De outro modo, Nóvoa (no prelo), defende “[...] cinco posições para uma formação profissional dos professores [...] disposição pessoal, interposição profissional, composição pedagógica, recomposição investigativa e exposição pública”, todas apoiadas institucionalmente pela universidade e pela escola (contexto da práxis profissional), desde o ingresso no curso.

Nessa perspectiva, o sentido da formação do pedagogo proposto nas DCN traduz um caráter ampliado; para alguns, excessivamente abrangente. Entretanto, traduz também o caráter contextual, histórico, cultural, político e provisório do currículo. Assume as incompletudes, os movimentos, os desvios e as ambivalências do fazer humano, bem como as possibilidades de criação de novos espaços de atuação profissional, contudo a formação aparece como externa ao sujeito, sempre.

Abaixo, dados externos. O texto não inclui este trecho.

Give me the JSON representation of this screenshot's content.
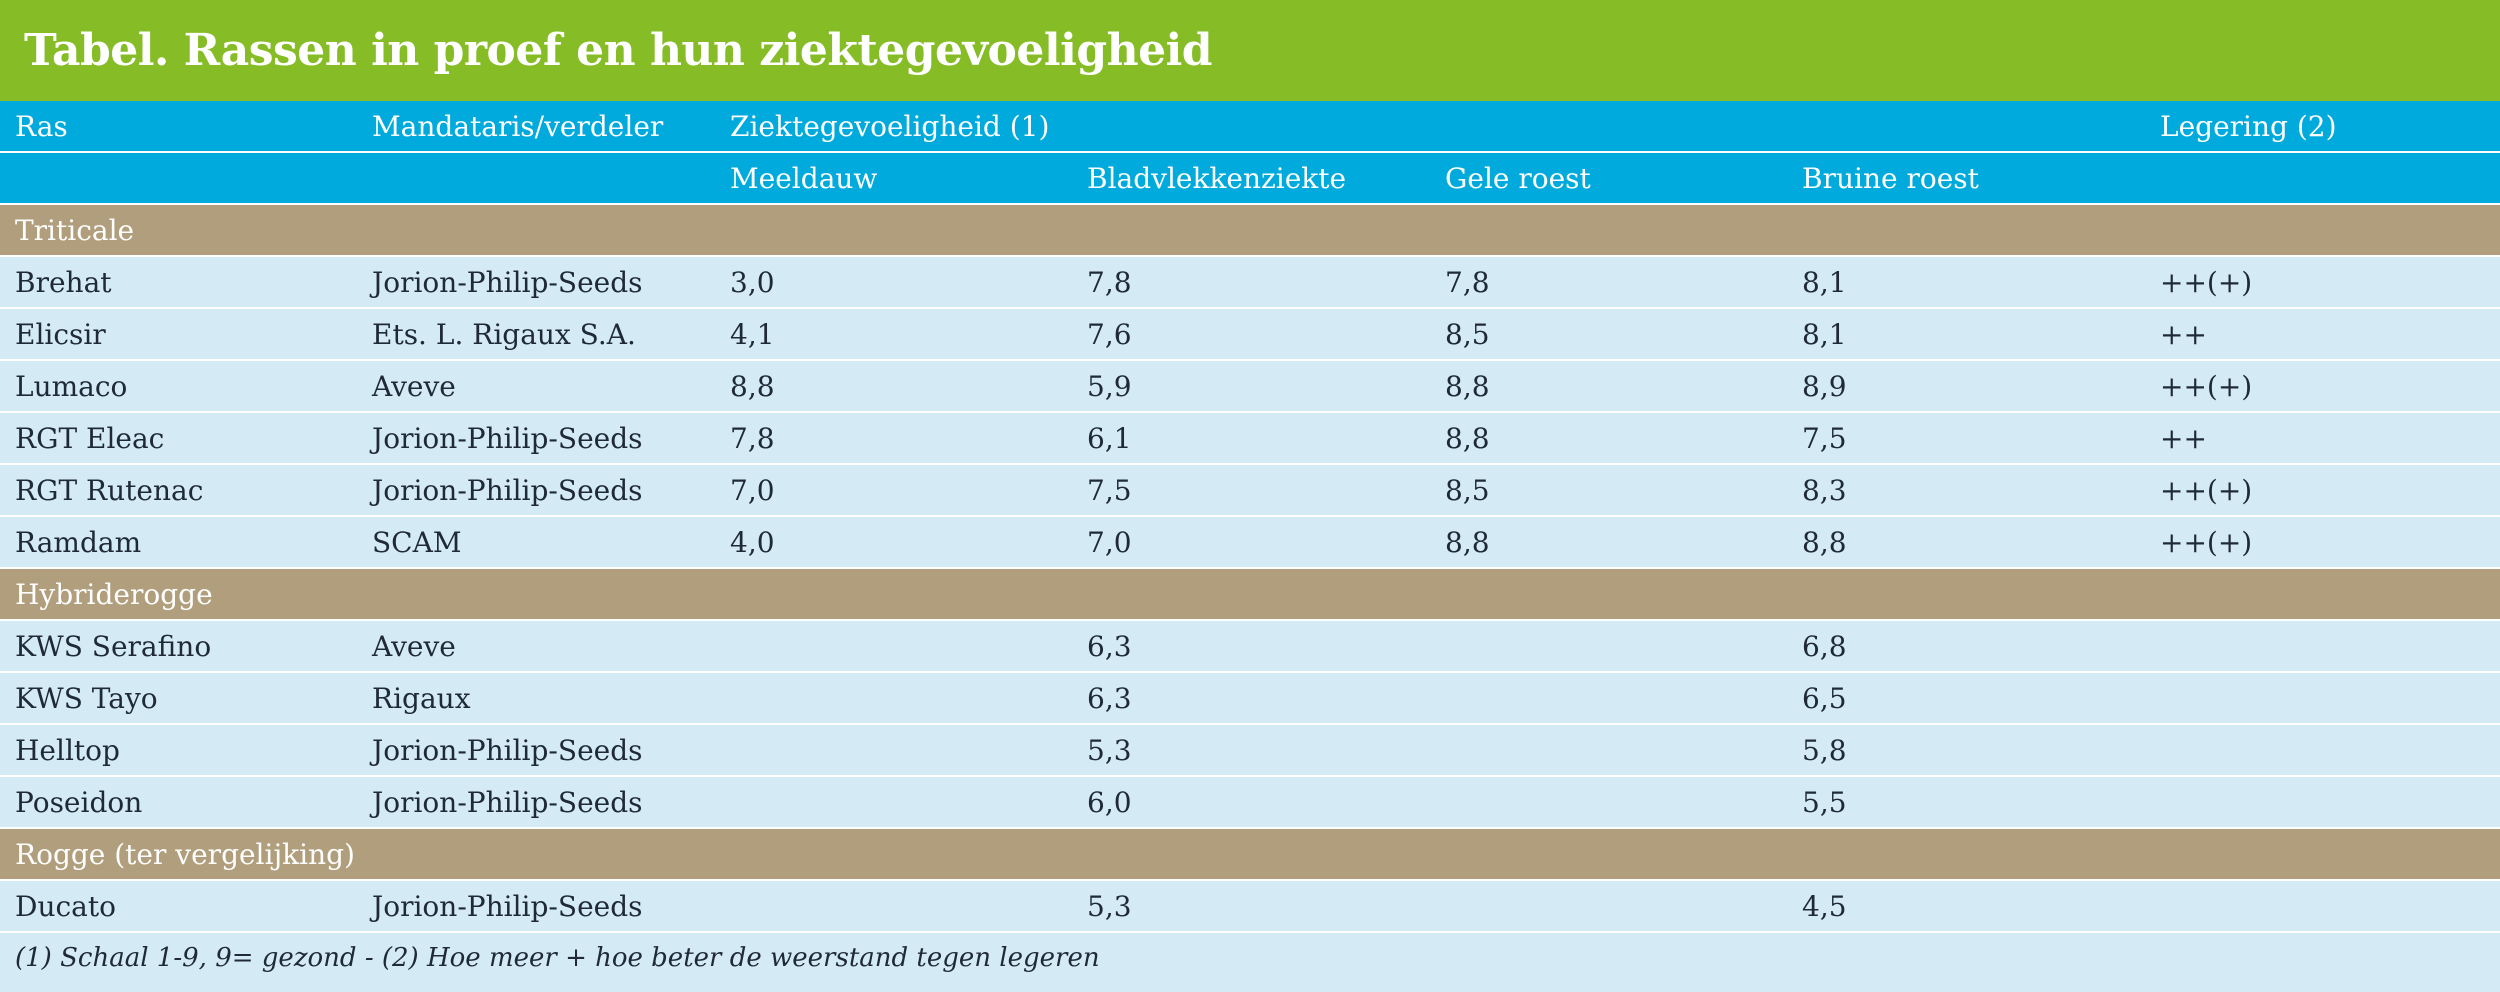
{
  "title": "Tabel.  Rassen in proef en hun ziektegevoeligheid",
  "header": {
    "ras": "Ras",
    "mandataris": "Mandataris/verdeler",
    "ziekte": "Ziektegevoeligheid (1)",
    "legering": "Legering (2)",
    "meeldauw": "Meeldauw",
    "bladvlekken": "Bladvlekkenziekte",
    "gele_roest": "Gele roest",
    "bruine_roest": "Bruine roest"
  },
  "groups": [
    {
      "name": "Triticale",
      "rows": [
        {
          "ras": "Brehat",
          "mandataris": "Jorion-Philip-Seeds",
          "meeldauw": "3,0",
          "bladvlekken": "7,8",
          "gele_roest": "7,8",
          "bruine_roest": "8,1",
          "legering": "++(+)"
        },
        {
          "ras": "Elicsir",
          "mandataris": "Ets. L. Rigaux S.A.",
          "meeldauw": "4,1",
          "bladvlekken": "7,6",
          "gele_roest": "8,5",
          "bruine_roest": "8,1",
          "legering": "++"
        },
        {
          "ras": "Lumaco",
          "mandataris": "Aveve",
          "meeldauw": "8,8",
          "bladvlekken": "5,9",
          "gele_roest": "8,8",
          "bruine_roest": "8,9",
          "legering": "++(+)"
        },
        {
          "ras": "RGT Eleac",
          "mandataris": "Jorion-Philip-Seeds",
          "meeldauw": "7,8",
          "bladvlekken": "6,1",
          "gele_roest": "8,8",
          "bruine_roest": "7,5",
          "legering": "++"
        },
        {
          "ras": "RGT Rutenac",
          "mandataris": "Jorion-Philip-Seeds",
          "meeldauw": "7,0",
          "bladvlekken": "7,5",
          "gele_roest": "8,5",
          "bruine_roest": "8,3",
          "legering": "++(+)"
        },
        {
          "ras": "Ramdam",
          "mandataris": "SCAM",
          "meeldauw": "4,0",
          "bladvlekken": "7,0",
          "gele_roest": "8,8",
          "bruine_roest": "8,8",
          "legering": "++(+)"
        }
      ]
    },
    {
      "name": "Hybriderogge",
      "rows": [
        {
          "ras": "KWS Serafino",
          "mandataris": "Aveve",
          "meeldauw": "",
          "bladvlekken": "6,3",
          "gele_roest": "",
          "bruine_roest": "6,8",
          "legering": ""
        },
        {
          "ras": "KWS Tayo",
          "mandataris": "Rigaux",
          "meeldauw": "",
          "bladvlekken": "6,3",
          "gele_roest": "",
          "bruine_roest": "6,5",
          "legering": ""
        },
        {
          "ras": "Helltop",
          "mandataris": "Jorion-Philip-Seeds",
          "meeldauw": "",
          "bladvlekken": "5,3",
          "gele_roest": "",
          "bruine_roest": "5,8",
          "legering": ""
        },
        {
          "ras": "Poseidon",
          "mandataris": "Jorion-Philip-Seeds",
          "meeldauw": "",
          "bladvlekken": "6,0",
          "gele_roest": "",
          "bruine_roest": "5,5",
          "legering": ""
        }
      ]
    },
    {
      "name": "Rogge (ter vergelijking)",
      "rows": [
        {
          "ras": "Ducato",
          "mandataris": "Jorion-Philip-Seeds",
          "meeldauw": "",
          "bladvlekken": "5,3",
          "gele_roest": "",
          "bruine_roest": "4,5",
          "legering": ""
        }
      ]
    }
  ],
  "footnote": "(1) Schaal 1-9, 9= gezond - (2) Hoe meer + hoe beter de weerstand tegen legeren",
  "colors": {
    "title_bg": "#86bd26",
    "header_bg": "#00aadc",
    "group_bg": "#b19e7c",
    "row_bg": "#d4ebf6"
  }
}
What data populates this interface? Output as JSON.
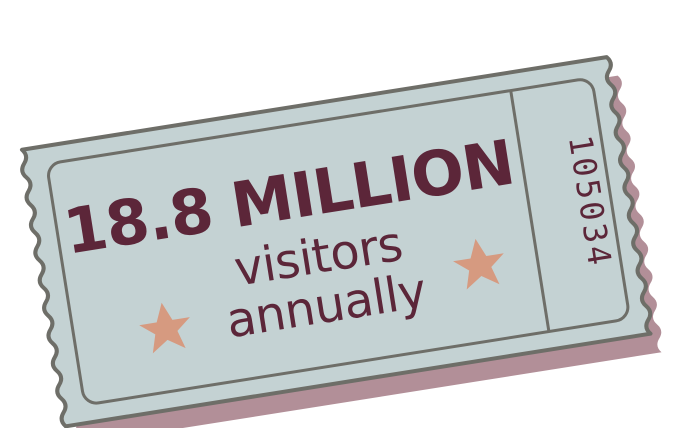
{
  "ticket": {
    "headline": "18.8 MILLION",
    "line1": "visitors",
    "line2": "annually",
    "serial": "105034"
  },
  "colors": {
    "ticket_fill": "#c4d2d3",
    "ticket_outline": "#6e6e68",
    "shadow": "#b28f98",
    "text": "#5c2639",
    "star": "#d69a80"
  },
  "icons": [
    "star-icon",
    "star-icon"
  ]
}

No texto da lei, como também nos Pareceres 005/2005 e 003/2006, não há em qualquer lugar, explicitamente, uma referência na qual se discuta sobre a condição irredutível de que a formação se passa no sujeito e de que este irá, inevitavelmente, contestar, deslocar, trair, transgredir e compor currículo. Nos últimos parágrafos do texto, fala-se em autoavaliação dos estudantes, referente à atividade de estágio e, no último parágrafo do item conclusão, diz que

Um curso desta envergadura exige dos formadores disposição para efetivo trabalho conjunto e articulado, incentivando, inclusive, a

participação dos estudantes no planejamento e avaliação da execução do projeto pedagógico [...] (p.16). (grifo meu).

Destaca-se, na intenção “politicamente correta” da lei, que, se alguém precisa de incentivo para participar, a priori, não participa, está fora. Não foi pensado, compreendido como parte inerente ao processo de constituição da formação desde sua concepção, por isso acaba ocupando o lugar do receptor, o lugar de quem, em algum momento, precisa dar feedback.

Apesar de ser evidente a lei considerar o caráter complexo, dialético e multirreferencial da formação docente, parece também entender o acesso à quantidade de informação, sistematizada, temporalizada, dialogada, necessária e suficiente para a formação do pedagogo. Fica realçada a ausência, como informação necessária, das experiências formativas (anteriormente construídas e as

do/no processo do curso) dos atores e atrizes sociais, compositores do currículo formativo.